En todos los debates acerca de estos temas, se observa una interesante dualidad entre libertad e igualdad. La demanda de libertad ha tenido una mayor presencia cuando la conciencia social ha percibido una invasión excesiva de los poderes públicos en la vida de los ciudadanos. La demanda de equidad (o de igualdad) se ha desarrollado más cuando la conciencia social ha percibido que la libertad se convertía en un instrumento por el que las personas en situación de ventaja (social, económica, política, cultural, etc.) se aprovechaban de su posición dominante para perpetuar su estatus de privilegio e impedir el ascenso social de los demás.

Libertad e igualdad se presentan como dos caras de la misma moneda. Los poderes públicos deben establecer políticas públicas que favorezcan que las personas en situación desfavorecida puedan tener un acceso en régimen de equidad a toda una serie de derechos que se consideran básicos y que buscan disminuir las brechas sociales. De ese modo, la igualdad permite un mejor ejercicio de la libertad para quienes parten de una situación de desventaja.

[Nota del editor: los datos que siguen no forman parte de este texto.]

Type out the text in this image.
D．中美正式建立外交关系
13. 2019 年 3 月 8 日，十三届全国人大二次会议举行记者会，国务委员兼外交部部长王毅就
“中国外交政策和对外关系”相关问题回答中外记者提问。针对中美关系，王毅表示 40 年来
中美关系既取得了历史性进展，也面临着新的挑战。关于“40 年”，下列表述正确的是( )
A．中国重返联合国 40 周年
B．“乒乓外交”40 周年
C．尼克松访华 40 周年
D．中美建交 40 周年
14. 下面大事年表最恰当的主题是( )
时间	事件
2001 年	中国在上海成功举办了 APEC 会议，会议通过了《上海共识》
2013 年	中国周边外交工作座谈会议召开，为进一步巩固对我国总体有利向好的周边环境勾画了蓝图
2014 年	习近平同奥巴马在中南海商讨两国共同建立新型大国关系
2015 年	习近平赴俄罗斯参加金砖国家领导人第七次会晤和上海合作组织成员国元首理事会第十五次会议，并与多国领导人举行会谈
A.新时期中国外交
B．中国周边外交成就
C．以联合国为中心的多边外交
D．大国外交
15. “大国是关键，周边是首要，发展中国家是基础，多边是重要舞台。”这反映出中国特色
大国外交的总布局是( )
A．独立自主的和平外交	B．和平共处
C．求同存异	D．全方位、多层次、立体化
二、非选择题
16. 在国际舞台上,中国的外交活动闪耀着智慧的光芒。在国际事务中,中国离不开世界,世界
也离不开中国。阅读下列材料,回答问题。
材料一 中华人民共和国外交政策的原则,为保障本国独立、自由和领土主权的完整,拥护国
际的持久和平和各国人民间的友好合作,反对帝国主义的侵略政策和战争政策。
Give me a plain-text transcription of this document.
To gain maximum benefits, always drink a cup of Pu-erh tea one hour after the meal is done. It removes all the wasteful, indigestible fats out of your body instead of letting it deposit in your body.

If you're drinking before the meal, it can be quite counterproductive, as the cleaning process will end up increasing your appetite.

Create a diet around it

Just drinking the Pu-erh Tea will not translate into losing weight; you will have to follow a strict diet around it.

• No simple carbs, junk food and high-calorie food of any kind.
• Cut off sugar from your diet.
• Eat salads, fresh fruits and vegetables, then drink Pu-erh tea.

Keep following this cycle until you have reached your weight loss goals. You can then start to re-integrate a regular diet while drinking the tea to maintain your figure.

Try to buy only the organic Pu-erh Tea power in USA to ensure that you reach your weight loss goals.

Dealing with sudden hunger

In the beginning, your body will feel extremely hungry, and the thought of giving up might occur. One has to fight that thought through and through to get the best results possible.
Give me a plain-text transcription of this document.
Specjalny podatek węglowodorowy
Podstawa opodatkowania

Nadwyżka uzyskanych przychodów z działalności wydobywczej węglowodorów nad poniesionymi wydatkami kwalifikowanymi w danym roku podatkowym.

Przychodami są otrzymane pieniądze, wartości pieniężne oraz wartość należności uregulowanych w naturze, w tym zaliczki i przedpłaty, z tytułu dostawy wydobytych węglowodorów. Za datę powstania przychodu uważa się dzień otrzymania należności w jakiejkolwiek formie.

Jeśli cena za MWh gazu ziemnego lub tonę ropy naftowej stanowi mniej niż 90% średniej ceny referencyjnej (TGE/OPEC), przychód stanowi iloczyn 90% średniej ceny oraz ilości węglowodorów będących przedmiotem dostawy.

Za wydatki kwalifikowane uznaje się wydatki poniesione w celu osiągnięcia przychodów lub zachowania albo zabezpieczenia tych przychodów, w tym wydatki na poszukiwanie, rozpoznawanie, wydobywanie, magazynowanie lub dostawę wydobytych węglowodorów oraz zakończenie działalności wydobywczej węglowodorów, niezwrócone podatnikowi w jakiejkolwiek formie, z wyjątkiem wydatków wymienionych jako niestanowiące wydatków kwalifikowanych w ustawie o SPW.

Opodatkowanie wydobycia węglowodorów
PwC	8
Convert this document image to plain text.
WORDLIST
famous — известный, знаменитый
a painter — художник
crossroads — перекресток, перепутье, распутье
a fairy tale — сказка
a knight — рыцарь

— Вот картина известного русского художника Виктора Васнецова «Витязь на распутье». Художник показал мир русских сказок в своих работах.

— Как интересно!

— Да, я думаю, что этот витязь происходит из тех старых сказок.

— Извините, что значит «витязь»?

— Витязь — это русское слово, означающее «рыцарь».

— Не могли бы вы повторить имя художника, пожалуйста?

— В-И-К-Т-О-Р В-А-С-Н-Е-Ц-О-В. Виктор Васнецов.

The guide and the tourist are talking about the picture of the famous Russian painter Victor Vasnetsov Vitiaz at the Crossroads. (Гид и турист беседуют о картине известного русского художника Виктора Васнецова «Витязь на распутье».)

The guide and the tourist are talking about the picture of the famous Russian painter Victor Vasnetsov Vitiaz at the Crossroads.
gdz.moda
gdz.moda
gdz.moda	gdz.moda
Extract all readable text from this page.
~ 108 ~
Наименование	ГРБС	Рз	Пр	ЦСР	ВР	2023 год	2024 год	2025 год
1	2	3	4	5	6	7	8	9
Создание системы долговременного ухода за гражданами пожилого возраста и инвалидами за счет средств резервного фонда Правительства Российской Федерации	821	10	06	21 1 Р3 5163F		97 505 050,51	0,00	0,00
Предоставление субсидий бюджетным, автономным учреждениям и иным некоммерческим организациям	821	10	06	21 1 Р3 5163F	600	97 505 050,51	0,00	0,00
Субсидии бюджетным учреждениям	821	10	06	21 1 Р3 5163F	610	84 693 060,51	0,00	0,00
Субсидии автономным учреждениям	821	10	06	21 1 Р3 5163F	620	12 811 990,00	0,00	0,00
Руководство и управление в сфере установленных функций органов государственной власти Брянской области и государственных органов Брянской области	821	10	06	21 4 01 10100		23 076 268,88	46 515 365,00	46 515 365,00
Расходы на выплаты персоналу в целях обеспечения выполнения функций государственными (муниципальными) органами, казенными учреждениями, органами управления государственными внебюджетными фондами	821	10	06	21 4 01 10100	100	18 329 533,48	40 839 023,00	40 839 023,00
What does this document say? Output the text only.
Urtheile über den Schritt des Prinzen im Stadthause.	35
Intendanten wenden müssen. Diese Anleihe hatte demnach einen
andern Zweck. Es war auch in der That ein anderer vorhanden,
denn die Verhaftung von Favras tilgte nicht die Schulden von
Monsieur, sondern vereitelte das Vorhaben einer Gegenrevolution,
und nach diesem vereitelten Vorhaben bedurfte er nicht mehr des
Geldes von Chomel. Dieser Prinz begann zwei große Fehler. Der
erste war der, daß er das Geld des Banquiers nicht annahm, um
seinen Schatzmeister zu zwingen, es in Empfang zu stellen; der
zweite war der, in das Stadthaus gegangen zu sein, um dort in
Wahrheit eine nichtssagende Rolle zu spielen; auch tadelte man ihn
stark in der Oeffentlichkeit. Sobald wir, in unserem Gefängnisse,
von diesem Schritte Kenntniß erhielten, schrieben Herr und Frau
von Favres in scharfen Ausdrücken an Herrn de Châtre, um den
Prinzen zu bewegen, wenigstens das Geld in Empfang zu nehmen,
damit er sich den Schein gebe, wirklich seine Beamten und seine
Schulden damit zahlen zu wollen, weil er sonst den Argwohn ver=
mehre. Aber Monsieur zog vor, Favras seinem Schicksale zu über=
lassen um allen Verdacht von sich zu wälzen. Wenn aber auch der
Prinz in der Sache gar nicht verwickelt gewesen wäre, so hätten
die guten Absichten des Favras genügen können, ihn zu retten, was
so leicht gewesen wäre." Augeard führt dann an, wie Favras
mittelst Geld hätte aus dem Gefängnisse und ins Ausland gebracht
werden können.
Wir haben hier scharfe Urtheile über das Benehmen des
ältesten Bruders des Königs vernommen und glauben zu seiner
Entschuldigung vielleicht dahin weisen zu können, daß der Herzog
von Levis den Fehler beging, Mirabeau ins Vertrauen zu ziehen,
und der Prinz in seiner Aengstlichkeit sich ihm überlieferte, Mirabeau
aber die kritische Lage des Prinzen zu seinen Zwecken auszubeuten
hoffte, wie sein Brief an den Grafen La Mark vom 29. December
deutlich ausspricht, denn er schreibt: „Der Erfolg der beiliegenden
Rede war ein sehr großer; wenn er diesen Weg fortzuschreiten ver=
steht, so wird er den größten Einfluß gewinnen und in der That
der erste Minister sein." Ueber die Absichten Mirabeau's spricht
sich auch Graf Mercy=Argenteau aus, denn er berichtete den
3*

Por eso, muchas veces se dice que, al hablar de libertad de enseñanza, parece que se abre un debate entre dos polos opuestos. Unos, «más conservadores», con una posición habitualmente más desahogada, que insisten en la libertad. Y otros, «más progresistas», en una posición habitualmente desfavorecida, que insisten en la igualdad. La percepción de muchos es que aquellos que hablan desde una posición de ventaja, insisten más en la libertad, quizá como un modo de asegurarse su posición, que lograrán mantener si se impone una dinámica más liberal, puesto que ellos están en una posición de dominio. Mientras, los que están en una posición más vulnerable, por poseer menos medios económicos, menor capital cultural, o menor fuerza para acceder a la educación de calidad, insisten más en la igualdad, puesto que si el marco que establecen los poderes públicos pone más el acento en la igualdad, ellos tendrán más oportunidades.

El debate no es sencillo ni obvio. Bajo muchos aspectos, en mi opinión, esa percepción tiene bastante fundamento. No soy nada partidario de sacralizar las leyes del mercado, ni de considerar que la simple libre concurrencia lo mejora todo. Precisamente, la obligación de los poderes públicos es establecer marcos normativos que faciliten, dentro de ellos, que las leyes del mercado fomenten realmente la igualdad de oportunidades y preserven la pluralidad, pero que no reduzcan el libre mercado a un contemplar impasiblemente cómo el fuerte se impone «libremente» sobre el débil. En una sociedad verdaderamente humana, el imperio de la ley y de los valores sociales debe sustituir al imperio de la fuerza, propio del reino animal.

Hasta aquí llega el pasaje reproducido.